Monday, April 27, 2015

Tika & Hair Art

As I was combing a (grumpy) Tika the other day, I mused about something I had just read (refer to below). The lesson-booklet stated that "human hair was not the only kind of hair that was utilized. Hides of domestic and wild animals were saved so that their hair could be used for many different utilitarian purposes." Further down in the article was this:  "The hair of rabbits, dogs, goats and woodchurcks was valued (to use)." 

The Daughters of the Utah Pioneers (DUP) is an organization for female desdendants of the Utah pioneers, those hardy souls who entered the Salt Lake Valley in 1846 (or something close.... I do not qualify so am a bit fuzzy on the details).  The group publishes a reqular lesson (more like a little booklet) and the Lesson for April 2012 was titled "Hair Art." It was most interesting!

"Pioneer women in the 1800s were quick to adopt and enjoy crafts that would beautify their homes. Hair art, which had been popular in Europe from the 1400s through the 1800s, was one of the ways that the women decorated their walls with pictures made from  the hair of members of their families, friends, famous people and sometimes from members of organizations. Hair was also used in memorial jewelry and for personal adornment." 

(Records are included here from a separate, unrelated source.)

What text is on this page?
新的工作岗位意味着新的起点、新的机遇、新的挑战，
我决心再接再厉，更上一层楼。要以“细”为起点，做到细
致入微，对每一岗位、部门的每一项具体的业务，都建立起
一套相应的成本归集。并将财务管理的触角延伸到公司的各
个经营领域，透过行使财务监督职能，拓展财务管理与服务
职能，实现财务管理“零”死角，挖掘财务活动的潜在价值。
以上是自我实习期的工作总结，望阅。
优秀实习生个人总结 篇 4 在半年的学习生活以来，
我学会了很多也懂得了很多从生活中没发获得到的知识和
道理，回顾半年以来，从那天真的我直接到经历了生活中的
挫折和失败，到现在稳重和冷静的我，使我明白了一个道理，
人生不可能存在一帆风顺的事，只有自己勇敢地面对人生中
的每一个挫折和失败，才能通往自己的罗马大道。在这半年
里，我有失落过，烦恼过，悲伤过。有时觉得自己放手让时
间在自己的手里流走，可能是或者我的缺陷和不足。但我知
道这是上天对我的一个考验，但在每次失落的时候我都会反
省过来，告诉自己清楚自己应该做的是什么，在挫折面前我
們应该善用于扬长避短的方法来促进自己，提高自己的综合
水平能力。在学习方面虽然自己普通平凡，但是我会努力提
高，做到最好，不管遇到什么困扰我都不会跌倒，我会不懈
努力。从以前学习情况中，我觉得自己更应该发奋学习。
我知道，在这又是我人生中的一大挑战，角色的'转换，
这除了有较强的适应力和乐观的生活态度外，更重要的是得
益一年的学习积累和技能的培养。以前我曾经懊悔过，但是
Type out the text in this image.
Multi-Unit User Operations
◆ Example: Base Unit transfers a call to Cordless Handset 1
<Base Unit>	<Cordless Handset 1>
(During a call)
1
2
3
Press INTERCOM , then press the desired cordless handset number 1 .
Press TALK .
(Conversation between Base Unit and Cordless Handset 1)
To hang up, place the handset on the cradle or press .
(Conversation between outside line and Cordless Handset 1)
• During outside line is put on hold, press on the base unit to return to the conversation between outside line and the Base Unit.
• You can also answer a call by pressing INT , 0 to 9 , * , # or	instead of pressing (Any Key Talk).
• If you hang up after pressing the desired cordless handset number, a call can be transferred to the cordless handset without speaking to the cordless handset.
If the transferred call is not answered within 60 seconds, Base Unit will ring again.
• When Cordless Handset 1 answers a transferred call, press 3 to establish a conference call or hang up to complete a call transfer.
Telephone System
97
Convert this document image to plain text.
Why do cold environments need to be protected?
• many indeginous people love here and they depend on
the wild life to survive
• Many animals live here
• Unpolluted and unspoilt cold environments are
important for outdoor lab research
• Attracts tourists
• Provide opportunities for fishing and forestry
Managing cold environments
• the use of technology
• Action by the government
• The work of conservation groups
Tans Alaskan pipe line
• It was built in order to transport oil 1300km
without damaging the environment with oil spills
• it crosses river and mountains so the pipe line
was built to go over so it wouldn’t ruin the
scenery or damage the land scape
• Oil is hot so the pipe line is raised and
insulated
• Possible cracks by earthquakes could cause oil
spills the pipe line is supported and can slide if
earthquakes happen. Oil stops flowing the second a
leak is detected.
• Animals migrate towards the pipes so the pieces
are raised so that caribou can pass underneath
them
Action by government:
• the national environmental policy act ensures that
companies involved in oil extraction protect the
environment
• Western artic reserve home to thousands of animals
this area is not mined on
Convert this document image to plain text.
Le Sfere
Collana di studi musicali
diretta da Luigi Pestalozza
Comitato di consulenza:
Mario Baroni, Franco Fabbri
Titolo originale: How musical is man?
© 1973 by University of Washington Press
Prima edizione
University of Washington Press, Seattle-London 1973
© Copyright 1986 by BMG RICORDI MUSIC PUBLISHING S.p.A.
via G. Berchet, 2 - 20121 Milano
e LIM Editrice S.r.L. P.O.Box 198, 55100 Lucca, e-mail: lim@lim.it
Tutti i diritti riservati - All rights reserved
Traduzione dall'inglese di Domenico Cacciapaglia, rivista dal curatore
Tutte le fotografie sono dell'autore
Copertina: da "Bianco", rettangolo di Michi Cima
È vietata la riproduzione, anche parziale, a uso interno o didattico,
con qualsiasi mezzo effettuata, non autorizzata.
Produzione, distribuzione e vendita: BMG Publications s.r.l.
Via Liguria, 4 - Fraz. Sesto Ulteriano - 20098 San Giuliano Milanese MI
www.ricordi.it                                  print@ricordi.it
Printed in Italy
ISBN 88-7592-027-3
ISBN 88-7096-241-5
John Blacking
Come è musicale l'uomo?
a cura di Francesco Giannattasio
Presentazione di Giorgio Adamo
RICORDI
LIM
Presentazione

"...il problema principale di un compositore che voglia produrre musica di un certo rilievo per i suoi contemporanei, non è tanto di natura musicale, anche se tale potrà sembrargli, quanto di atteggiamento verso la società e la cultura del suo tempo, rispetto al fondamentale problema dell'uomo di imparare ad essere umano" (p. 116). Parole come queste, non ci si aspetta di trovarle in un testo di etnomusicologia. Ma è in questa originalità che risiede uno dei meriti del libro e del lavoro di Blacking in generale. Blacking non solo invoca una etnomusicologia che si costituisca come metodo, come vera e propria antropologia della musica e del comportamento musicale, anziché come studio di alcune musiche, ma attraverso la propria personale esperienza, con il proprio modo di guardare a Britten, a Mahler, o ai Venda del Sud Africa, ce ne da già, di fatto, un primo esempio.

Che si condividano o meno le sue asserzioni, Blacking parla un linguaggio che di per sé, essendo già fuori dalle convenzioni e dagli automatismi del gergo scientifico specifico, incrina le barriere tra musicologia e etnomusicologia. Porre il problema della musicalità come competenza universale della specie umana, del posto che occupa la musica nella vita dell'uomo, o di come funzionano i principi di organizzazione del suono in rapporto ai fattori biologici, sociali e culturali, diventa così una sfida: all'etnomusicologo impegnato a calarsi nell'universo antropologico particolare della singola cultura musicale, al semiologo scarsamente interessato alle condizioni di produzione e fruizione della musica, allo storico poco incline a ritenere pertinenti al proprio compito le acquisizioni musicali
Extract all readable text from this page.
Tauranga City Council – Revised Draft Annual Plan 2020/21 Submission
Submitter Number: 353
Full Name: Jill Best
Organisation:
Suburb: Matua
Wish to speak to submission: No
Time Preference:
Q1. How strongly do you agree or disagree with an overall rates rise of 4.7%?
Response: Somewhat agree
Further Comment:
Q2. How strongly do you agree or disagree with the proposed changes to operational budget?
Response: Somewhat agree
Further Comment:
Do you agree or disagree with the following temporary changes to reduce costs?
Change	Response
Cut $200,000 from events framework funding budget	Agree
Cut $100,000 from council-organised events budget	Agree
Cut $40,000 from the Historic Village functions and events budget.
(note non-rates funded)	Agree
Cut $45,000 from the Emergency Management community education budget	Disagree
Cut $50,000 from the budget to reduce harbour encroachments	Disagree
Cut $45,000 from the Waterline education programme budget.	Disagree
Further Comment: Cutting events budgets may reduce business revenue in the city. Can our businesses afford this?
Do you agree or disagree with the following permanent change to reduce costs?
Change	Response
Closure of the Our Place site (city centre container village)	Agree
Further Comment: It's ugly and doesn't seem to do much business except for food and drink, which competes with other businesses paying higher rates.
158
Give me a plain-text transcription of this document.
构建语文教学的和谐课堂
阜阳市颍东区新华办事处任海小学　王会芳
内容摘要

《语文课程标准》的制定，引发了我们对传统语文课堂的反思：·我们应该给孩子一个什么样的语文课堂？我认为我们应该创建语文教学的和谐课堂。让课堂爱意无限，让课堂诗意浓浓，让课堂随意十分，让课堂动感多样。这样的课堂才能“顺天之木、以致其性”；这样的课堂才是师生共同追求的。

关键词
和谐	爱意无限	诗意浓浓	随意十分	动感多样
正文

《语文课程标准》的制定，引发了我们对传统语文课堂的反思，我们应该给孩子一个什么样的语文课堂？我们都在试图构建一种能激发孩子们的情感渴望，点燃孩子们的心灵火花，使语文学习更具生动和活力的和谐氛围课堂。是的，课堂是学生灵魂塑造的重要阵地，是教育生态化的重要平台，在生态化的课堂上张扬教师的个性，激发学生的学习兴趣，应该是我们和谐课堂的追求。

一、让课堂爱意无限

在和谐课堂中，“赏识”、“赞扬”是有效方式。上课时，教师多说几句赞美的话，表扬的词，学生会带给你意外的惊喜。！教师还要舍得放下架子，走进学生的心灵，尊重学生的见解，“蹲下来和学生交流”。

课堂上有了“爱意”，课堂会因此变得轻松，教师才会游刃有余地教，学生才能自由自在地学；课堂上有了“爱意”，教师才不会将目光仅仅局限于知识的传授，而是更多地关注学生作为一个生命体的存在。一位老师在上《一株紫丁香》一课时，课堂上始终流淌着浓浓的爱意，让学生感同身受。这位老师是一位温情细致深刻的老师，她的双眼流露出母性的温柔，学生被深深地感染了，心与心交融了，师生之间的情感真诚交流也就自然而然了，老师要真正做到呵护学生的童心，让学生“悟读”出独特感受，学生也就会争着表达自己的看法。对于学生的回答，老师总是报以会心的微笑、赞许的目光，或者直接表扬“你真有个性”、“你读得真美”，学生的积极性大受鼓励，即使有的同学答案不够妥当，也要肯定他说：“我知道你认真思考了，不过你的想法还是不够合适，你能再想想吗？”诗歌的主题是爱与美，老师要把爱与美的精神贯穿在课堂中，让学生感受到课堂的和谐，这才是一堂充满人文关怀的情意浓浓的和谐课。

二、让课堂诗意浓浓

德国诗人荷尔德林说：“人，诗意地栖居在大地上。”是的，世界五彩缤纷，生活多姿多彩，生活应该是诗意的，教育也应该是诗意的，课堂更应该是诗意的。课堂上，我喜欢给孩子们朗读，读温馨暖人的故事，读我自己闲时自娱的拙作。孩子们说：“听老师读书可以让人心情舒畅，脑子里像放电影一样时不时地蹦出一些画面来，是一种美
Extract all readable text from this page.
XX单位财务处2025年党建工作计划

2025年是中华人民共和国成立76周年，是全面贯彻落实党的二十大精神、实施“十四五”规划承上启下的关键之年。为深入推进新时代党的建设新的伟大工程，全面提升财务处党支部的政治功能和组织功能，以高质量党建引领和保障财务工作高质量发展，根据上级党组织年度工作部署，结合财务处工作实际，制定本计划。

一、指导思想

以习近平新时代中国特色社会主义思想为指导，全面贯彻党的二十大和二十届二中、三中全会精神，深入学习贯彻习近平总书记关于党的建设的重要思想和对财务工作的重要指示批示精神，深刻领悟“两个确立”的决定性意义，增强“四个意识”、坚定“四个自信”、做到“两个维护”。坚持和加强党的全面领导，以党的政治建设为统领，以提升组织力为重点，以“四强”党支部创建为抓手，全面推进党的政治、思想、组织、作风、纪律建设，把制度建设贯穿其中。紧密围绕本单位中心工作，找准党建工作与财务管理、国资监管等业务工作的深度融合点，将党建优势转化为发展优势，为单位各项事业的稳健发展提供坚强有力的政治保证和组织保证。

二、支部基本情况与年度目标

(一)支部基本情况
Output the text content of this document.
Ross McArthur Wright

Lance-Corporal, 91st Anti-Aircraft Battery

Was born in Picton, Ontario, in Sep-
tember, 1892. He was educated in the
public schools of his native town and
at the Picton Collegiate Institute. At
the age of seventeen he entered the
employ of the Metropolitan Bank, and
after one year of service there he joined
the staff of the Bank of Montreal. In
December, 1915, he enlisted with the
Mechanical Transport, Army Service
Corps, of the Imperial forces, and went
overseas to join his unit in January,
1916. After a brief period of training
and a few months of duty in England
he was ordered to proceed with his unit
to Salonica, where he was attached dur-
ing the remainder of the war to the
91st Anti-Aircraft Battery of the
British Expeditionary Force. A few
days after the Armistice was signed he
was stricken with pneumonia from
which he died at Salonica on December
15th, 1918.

"During the Utah pioneer era (and I know that this was done all over Victorian America), a lady seldom cut her hair. However, during the time that hair craft was popular, most ladies collected hair from their brushes and stored it in a "hair receiver," a small container that they kept on their dressing tables. When enough hair was saved, the flowers for the wreaths and other projects could be made by securing the hair with fine wire over a rod and then creating a series of loops and forming the shape that was wanted: Leaves, petals, buds or complete flowers."  

Don't think I would have the patience for such art. And with women's hair much shorter these days, seems to me it would be impossible. And Tika's short red hair/fur would most certainly be impossible!  

"Yep, I agree," mused Tika as she cheered up when I put the comb away.